Serologic tests are of great value but must be interpreted with caution if there has not been an inciting clinical syndrome of erythema migrans or arthritis or a well- documented tick bite. The most valuable initial screening is performed by the ELISA; if both acute and convalescent sera are tested, approximately 90 percent of patients have a positive IgM response. After the first few weeks, most patients have elevated IgG antibody responses to the spirochete (Berardi et al); a positive test of this nature may simply reflect prior exposure. The ratio of IgG intrathecal anti-Borrelia antibody to that of the serum is greater than 2 in cases of neuroborreliosis; this elevated ratio is a necessary criterion for the diagnosis in Europe. However, Blanc and colleagues studied a sample of 123 consecutive patients with clinical signs of neurologic involvement and found the sensitivity of the index was only 75 percent and the specificity was 97 percent. These authors have proposed more pragmatic diagnostic, but somewhat contrived, criteria for neuroborreliosis, consisting of the presence of 4 of the following 5 items: no past history of neuroborreliosis, active CSF ELISA serology, anti-Borrelia antibody index greater than 2, favorable outcome after specific antibiotic treatment, and no alternative diagnosis. False-positive tests do occur in some of the conditions that react to syphilitic reagin; B. burgdorferi–specific antibodies can also be demonstrated in the CSF (these are also reflected by the presence of oligoclonal bands).
Positive ELISA testing should be pursued further with Western blot or immunoblot analysis or other more specific serologies in clinically uncertain cases. Although these latter tests are difficult to carry out and have not been entirely standardized, the presence of both IgG and IgM antibodies is strongly supportive of a recent infection, whereas the IgG is useful in later cases. These laboratory diagnostic issues are discussed and put in perspective by Golightly. If the European variety of borreliosis is suspected, different serologic tests are required but the general principles of diagnosis are the same as for cases in the United States and elsewhere.
In only approximately 30 percent of cases, the organism can be detected in the spinal fluid using PCR techniques, usually early in the neurologic illness.
In the chronic phase of the disease, CT and MRI in cases of encephalopathy may display multifocal and periventricular cerebral lesions but these are by no means indicative alone of Lyme disease, as they also appear in numerous other conditions.

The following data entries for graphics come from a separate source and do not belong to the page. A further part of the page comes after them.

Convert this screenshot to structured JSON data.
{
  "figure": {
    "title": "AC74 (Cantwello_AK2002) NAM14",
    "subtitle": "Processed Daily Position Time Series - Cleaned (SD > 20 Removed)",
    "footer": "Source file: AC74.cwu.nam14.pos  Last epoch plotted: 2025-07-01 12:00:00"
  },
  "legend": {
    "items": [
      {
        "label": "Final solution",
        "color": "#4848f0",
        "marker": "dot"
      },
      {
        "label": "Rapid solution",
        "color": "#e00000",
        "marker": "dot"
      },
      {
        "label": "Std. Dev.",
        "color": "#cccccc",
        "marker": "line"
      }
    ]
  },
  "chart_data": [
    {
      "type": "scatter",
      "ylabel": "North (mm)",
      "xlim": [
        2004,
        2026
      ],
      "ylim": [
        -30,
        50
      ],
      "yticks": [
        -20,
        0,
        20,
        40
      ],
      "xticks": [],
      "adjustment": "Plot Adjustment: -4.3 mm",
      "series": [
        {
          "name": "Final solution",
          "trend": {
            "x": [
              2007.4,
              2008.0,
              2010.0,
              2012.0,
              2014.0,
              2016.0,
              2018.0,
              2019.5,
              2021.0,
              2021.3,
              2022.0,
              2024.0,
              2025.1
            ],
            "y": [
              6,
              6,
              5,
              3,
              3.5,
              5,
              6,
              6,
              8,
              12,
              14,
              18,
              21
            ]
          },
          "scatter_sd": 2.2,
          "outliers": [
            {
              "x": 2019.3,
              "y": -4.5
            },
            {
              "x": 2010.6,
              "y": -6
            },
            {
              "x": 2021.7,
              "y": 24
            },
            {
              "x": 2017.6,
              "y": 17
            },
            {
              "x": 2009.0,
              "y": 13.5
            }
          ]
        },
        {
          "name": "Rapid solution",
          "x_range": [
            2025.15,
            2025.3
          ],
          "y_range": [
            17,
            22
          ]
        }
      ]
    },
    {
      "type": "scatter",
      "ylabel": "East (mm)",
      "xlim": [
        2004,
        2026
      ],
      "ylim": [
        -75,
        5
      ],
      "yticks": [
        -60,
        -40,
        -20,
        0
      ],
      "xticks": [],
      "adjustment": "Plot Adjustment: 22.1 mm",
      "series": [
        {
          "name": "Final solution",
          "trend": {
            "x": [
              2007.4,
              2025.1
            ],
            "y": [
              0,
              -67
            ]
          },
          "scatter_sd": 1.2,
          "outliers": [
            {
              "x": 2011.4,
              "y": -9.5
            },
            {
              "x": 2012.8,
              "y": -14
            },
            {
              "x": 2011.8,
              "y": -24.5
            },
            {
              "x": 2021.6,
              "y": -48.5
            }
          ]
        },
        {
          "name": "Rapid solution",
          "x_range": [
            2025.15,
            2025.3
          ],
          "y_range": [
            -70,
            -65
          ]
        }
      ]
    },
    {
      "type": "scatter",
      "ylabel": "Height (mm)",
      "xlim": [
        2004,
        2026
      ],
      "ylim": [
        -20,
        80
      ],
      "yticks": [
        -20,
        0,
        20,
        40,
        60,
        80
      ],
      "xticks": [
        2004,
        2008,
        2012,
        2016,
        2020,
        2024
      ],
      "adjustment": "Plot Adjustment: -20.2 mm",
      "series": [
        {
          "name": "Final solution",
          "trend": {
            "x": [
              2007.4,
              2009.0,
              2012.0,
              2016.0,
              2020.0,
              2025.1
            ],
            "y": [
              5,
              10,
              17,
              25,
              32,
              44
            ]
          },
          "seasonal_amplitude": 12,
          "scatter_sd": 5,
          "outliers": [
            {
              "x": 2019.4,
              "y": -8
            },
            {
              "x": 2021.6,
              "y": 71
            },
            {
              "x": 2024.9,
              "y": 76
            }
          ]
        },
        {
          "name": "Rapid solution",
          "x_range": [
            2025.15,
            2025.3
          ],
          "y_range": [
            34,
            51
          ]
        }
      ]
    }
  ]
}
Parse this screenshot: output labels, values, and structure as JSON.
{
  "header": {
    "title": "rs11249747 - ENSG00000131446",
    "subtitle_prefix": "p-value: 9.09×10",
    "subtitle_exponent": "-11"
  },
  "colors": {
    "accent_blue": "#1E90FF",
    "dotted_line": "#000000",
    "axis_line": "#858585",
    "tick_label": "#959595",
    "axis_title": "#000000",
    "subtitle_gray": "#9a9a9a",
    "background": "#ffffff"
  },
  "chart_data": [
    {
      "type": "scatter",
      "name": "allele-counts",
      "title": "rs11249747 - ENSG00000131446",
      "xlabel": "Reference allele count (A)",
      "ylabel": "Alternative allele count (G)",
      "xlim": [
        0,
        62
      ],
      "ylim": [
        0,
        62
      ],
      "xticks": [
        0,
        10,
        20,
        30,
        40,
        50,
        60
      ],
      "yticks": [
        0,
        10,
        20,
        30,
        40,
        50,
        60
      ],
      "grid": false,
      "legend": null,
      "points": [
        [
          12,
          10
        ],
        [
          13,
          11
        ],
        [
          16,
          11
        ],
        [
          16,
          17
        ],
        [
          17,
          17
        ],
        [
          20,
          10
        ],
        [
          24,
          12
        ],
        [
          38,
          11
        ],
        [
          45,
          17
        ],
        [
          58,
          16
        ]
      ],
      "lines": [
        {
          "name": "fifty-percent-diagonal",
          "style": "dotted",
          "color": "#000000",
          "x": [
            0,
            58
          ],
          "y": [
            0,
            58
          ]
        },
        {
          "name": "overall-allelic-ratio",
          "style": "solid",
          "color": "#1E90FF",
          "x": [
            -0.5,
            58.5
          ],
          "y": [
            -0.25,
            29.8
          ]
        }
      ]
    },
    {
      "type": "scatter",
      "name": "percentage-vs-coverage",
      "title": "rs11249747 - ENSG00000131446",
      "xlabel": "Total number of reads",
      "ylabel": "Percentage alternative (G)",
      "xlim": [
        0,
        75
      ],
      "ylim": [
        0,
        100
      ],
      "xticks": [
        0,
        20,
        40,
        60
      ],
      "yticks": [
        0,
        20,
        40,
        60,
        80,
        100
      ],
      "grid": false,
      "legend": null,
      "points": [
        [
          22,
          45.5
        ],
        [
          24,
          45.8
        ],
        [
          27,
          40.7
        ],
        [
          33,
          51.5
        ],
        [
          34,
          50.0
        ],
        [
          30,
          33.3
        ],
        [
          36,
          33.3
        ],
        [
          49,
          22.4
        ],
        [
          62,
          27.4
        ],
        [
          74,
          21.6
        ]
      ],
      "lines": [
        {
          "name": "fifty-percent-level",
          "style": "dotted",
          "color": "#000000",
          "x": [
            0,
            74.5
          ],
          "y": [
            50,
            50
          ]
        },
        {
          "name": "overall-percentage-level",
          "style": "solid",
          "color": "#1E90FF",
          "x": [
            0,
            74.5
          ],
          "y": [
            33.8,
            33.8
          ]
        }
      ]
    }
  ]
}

The recommended treatment in the first stage of the disease, mainly referring to the initial rash and the subsequent presence of facial or other cranial nerve palsies alone, is oral or doxycycline (100 mg bid) for 14 days. Alternate therapies include amoxicillin 500 mg tid, used sometimes in children, or cefuroxime axetil 500 mg bid. CNS cardiac and arthritic disease can thereby be prevented in almost all cases. It follows that one is justified in being suspect of cases of "late Lyme" that have undergone adequate early treatment. Once the meninges and central or peripheral nervous system are implicated probably most effective is ceftriaxone, 2 g daily, usually given intravenously for a similar period.
Tetracycline, 500 mg qid for 30 days, is recommended by Reik for patients who are allergic to these intravenous drugs. Other alternative drugs are cefotaxime 2 g IV q8h and penicillin G 18 to 20 million units per day in divided doses q4h. For late abnormalities, no treatment has proved to be effective. However, most of the symptoms tend to regress regardless of the type of treatment given.
According to Kaiser, more than 90 percent of subacute neuropathies and facial palsies resolve by 1 year after treatment, but a smaller proportion of spastic and ataxic myelopathy cases are improved. In other studies, up to a fifth of children with facial palsies have residual weakness.